Вальс – это наша борьба и наша любовь, это то, что неимоверно сближает, и то, что отдаляет друг от друга на огромные расстояния, это и счастье выжившего, и горе обречённого, это и улыбки, и что-то, что раскалёнными железными тисками сжимает наши сердца, бешеным стуком отмеряющие первые мгновения новой эпохи. Музыка затихает. Ты громко смеёшься, разрывая плотную ткань образовавшейся тишины, а затем, вдруг замолчав, на подкосившихся ногах обессиленно оседаешь вниз, крепче обнимаешь меня, утыкаешься носом в плечо, стискиваешь зубы, сминаешь пальцами ткань футболки на спине и замираешь. А потом дрожащей рукой закатываешь длинный рукав и демонстрируешь расположившееся на тыльной стороне ладони удивительное родимое пятно в форме пятиконечной звезды. Точно такое же, какое красуется у меня на животе. Ты уверенно, будто давно об этом знаешь, скользишь рукой под мою футболку, касаешься тыльной стороной ладони загоревшейся непонятным теплом родинки, а другую руку мягко кладёшь на мою щёку. Если взгляд может быть одновременно нежным и обречённым, то у тебя он именно такой.

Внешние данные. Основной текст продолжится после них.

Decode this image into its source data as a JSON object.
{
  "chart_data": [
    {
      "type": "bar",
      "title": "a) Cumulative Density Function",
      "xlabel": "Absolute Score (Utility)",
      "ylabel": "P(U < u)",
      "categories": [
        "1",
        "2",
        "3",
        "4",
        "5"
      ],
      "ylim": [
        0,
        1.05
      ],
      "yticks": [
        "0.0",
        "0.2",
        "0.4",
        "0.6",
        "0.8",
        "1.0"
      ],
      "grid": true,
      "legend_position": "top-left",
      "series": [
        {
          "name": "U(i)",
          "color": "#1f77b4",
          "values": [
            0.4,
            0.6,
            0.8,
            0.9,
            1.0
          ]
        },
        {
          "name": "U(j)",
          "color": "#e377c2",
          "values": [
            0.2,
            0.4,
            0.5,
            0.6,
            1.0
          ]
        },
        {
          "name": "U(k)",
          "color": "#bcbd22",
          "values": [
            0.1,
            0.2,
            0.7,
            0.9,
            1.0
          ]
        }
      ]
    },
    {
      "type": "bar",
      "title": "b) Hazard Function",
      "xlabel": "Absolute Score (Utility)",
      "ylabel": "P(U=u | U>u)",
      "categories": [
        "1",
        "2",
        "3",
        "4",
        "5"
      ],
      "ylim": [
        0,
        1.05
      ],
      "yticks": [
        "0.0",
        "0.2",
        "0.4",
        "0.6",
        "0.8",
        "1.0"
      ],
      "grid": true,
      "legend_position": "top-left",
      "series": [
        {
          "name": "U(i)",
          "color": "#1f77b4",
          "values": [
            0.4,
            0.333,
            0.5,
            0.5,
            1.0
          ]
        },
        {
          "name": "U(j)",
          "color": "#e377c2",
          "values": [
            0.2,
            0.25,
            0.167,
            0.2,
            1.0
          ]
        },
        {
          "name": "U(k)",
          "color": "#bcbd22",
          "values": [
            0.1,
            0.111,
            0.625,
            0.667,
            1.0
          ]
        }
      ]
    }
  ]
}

Мы оба понимаем, что этот конец послужит точкой старта чего-то, что, возможно, всё изменит. И мы не имеем права делать шаг назад. Ты прикрываешь глаза, медленно тянешься к моим губам. А солнце поднимается из-за горизонта – оказывается, никакой это не закат.
И тот незаконченный вальс мы еще дотанцуем. Ведь впереди у нас целая вечность.